The South African–born entrepreneur has shown himself wary of the obligations that come with being a public company. He complains about the demands these companies face from the SEC and has lamented the pressure of quarterly results at the expense of long-term goals. He therefore prefers to share his company with many small investors, who are easier to control.
Musk has insulated himself ahead of SpaceX’s IPO. Only the company’s Class A shares—each with one vote per share—will be listed, while Class B shares carry ten votes per share. Once the bell rings, Musk will hold 84.4% of the company’s total voting rights.

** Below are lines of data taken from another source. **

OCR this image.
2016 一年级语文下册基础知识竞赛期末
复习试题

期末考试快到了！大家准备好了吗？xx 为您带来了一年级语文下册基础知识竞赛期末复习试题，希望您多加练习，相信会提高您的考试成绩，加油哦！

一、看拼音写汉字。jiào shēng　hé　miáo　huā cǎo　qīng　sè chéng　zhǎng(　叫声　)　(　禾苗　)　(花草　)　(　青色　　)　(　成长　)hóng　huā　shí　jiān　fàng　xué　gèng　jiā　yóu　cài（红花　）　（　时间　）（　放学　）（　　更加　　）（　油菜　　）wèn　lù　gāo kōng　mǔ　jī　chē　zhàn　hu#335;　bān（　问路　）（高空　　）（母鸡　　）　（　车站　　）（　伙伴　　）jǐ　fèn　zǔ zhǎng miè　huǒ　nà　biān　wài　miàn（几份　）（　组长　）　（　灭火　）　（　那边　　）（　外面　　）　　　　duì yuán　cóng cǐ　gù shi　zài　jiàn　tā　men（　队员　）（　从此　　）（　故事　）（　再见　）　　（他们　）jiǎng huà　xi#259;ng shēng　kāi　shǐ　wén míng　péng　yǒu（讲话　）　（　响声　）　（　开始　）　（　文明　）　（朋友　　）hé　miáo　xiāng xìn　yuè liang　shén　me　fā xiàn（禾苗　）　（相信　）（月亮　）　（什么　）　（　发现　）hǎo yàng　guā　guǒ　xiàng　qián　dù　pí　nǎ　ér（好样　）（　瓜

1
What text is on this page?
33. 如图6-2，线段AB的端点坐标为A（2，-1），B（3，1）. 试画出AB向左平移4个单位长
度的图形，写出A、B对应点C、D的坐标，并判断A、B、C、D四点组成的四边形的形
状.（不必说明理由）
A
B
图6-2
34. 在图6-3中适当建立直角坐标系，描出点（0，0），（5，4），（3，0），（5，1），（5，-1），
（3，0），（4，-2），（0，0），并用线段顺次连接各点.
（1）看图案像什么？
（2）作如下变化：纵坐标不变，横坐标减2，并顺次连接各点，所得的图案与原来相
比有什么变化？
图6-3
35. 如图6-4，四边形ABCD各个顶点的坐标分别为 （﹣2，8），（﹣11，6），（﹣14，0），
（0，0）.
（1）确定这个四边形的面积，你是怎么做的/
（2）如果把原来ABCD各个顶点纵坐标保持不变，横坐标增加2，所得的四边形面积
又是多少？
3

Texas law does not help. SpaceX and Tesla moved their headquarters to Texas in 2024, and the state’s rules limit shareholders’ ability to bring legal action against company executives, “including minimum ownership thresholds,” the prospectus notes. Texas law also requires ownership of more than 3% of the company’s capital and the support of at least 67% of all voting shares to place any proposal on the meeting agenda, making shareholder initiatives difficult. As a result, the document acknowledges, shareholders may have fewer opportunities to submit proposals for a vote, even on matters they consider important, which may limit their influence over corporate governance and other aspects.
That power has already drawn criticism from several U.S. pension funds. The New York State Common Retirement Fund, which manages more than $100 billion in assets for teachers, firefighters, police officers and nurses, has also criticized the CEO removal clause that would effectively give Musk veto power over his own dismissal. “SpaceX’s corporate governance structure, as reported, presents material risks to long-term investors,” it says. Several asset managers with strict governance criteria have barred the company, Bloomberg reports, and the Council of Institutional Investors (a nonprofit association) has formally asked the company to reconsider its governance mechanisms.
So far those criticisms have had no effect. SpaceX’s IPO appears to be heavily oversubscribed, reportedly attracting $250 billion in demand. Retail investors are said to have placed orders exceeding $70 billion.
Analysts expect retail investor interest to be decisive for the stock’s performance after the IPO. Some companies that debuted amid great fanfare plunged within weeks after retail investors lost interest. A study cited by The Wall Street Journal finds that nearly a quarter of IPOs lose at least half their value within three years of listing.